De quoi s’agit-il exactement ? La généalogie remonte au hold-up démocratique consécutif au 7 juillet qui a charrié son lot de frustrations et de rancœurs légitimes. La gauche est sortie première des urnes et c’est un gouvernement de droite très dure, très antisociale, aux propositions poujadistes et thatchériennes, plus provocantes les unes que les autres, qui a surgi.
Les annonces sur la hausse de la taxe sur l’électricité, sur le report de l’indexation des retraites en juillet, sur les 3 jours de carence pour les fonctionnaires, sur la suppression de 4 200 postes de profs sont les premiers éléments de la colère qui est en train de monter. Cette arrogance d’un pouvoir politique illégitime à casser encore les droits du salariat est la marque au fer rouge du gouvernement Barnier. Sa faiblesse politique, incarnée par l’absence de toute majorité, même relative, comme l’ont montré les esquives ou les reniements multiples du débat sur le budget, le fragilise d’ailleurs sur sa capacité éventuelle à affronter une riposte salariale.
La succession des plans sociaux dans le secteur de la grande distribution ou de l’industrie est une deuxième étape dans la montée des tensions. Elle ne fait que commencer d’ailleurs et les PSE atteignent déjà des chiffres très préoccupants. Plus de 1250 chez Michelin à ce jour, plus de 2480 chez Auchan, 3000 chez Casino et la liste ne va cesser de s’allonger comme tous les analystes le prévoient. Mi-octobre, la CGT recensait 180 PSE en France impactant 90 000 emplois. Force est de constater qu’on va aller bien au-delà de cet état des lieux déjà très sombre. Depuis plusieurs années, les macronistes s’accrochaient sur leurs chiffres présentant une baisse du chômage pour se targuer de leur bilan social, alors même que l’austérité des salaires et leurs attaques contre le droit du travail ou la Sécurité sociale étaient toxiques. Désormais, la réalité de l’emploi en France est, elle aussi, en voie de dégradation accélérée.

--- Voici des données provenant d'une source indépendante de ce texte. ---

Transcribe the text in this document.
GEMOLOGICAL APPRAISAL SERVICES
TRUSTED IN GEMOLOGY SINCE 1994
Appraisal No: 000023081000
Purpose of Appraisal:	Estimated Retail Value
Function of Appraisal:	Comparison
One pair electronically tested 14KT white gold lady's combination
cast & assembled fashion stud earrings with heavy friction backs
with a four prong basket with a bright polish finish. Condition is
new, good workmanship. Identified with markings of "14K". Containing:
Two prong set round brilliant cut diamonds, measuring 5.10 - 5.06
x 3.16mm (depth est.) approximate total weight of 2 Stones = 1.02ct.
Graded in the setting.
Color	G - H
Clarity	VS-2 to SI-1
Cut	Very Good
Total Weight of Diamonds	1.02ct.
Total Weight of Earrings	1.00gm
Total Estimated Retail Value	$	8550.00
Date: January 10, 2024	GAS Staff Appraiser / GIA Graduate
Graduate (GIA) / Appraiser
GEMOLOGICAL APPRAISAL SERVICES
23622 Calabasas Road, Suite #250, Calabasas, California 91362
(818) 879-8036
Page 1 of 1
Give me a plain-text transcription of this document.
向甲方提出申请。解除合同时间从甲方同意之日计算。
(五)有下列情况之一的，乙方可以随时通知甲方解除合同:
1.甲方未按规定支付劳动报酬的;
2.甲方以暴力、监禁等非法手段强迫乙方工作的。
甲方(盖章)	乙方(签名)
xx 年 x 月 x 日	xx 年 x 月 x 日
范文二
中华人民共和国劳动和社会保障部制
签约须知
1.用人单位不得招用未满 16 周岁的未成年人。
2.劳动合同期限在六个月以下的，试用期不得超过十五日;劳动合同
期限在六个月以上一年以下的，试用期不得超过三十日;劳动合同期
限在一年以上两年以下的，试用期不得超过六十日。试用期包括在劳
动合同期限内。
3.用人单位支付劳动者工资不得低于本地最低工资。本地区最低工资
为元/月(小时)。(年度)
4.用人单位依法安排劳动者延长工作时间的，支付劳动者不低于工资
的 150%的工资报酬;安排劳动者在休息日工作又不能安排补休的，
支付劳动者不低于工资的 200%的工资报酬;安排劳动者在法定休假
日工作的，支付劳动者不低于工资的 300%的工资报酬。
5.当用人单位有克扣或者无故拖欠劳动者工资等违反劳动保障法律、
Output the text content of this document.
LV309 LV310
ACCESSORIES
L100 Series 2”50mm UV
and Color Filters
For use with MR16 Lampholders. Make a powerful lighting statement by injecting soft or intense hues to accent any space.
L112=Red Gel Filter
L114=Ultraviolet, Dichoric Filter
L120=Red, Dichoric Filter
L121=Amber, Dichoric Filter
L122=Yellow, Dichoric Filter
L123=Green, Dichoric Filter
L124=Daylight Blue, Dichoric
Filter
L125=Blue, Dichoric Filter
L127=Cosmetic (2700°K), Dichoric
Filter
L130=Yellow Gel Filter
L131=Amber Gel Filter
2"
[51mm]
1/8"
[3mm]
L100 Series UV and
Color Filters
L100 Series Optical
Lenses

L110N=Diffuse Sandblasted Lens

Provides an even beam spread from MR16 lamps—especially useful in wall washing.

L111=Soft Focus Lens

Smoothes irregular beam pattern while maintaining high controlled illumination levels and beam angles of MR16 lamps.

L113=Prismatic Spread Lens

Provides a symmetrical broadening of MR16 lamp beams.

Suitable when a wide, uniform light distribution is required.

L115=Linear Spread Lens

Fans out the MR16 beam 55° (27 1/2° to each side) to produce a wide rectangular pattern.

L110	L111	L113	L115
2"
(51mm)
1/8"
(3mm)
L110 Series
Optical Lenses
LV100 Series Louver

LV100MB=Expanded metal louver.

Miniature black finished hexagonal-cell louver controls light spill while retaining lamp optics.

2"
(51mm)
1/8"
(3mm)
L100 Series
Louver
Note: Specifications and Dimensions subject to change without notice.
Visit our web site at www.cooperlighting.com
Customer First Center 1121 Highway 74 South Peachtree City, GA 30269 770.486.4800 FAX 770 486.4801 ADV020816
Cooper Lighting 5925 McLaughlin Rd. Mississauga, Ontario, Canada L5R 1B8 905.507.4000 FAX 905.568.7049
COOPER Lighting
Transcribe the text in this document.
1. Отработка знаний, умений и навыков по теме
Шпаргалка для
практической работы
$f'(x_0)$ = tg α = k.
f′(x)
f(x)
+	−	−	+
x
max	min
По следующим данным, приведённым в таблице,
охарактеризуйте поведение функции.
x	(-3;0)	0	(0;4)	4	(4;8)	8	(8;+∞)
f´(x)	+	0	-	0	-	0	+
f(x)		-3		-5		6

Dès lors que faire ? Bien entendu, la riposte se met en place avec l’annonce de journées de mobilisation dans la fonction publique, à la SNCF contre le démantèlement du fret SNCF, avec notamment des grèves autour des 11 et 12 décembre. Sans oublier la colère des agriculteurs, à nouveau en mouvement à partir du 18 novembre, alors que pointent les négociations de libre échange autour du Mercosur avec l’Amérique latine. Mais encore faut-il tâcher de coordonner et de construire un plan de luttes interprofessionnel, tant la précarité et les difficultés à finir le mois deviennent l’affaire du plus grand nombre. On a bien vu la vacuité des stratégies uniquement axées sur le jeu politique et institutionnel pour le projet d’abrogation de la réforme des retraites. Seul un rapport de forces sociales et syndicales peut ouvrir des perspectives. Il y a urgence. L’alignement des planètes semble complet pour donner au patronat silencieux et au gouvernement qui s’agite la monnaie de leur pièce.
Si les syndicats échouent à incarner les attentes sociales, alors, la nature ayant horreur du vide, un mouvement spontané de type Gilets Jaunes aura éventuellement des chances d’émerger, faute de mieux. Aux organisations de salariés de prolonger le ressenti de leur utilité auprès des travailleurs comme au printemps 2023 avec la lutte sur les retraites.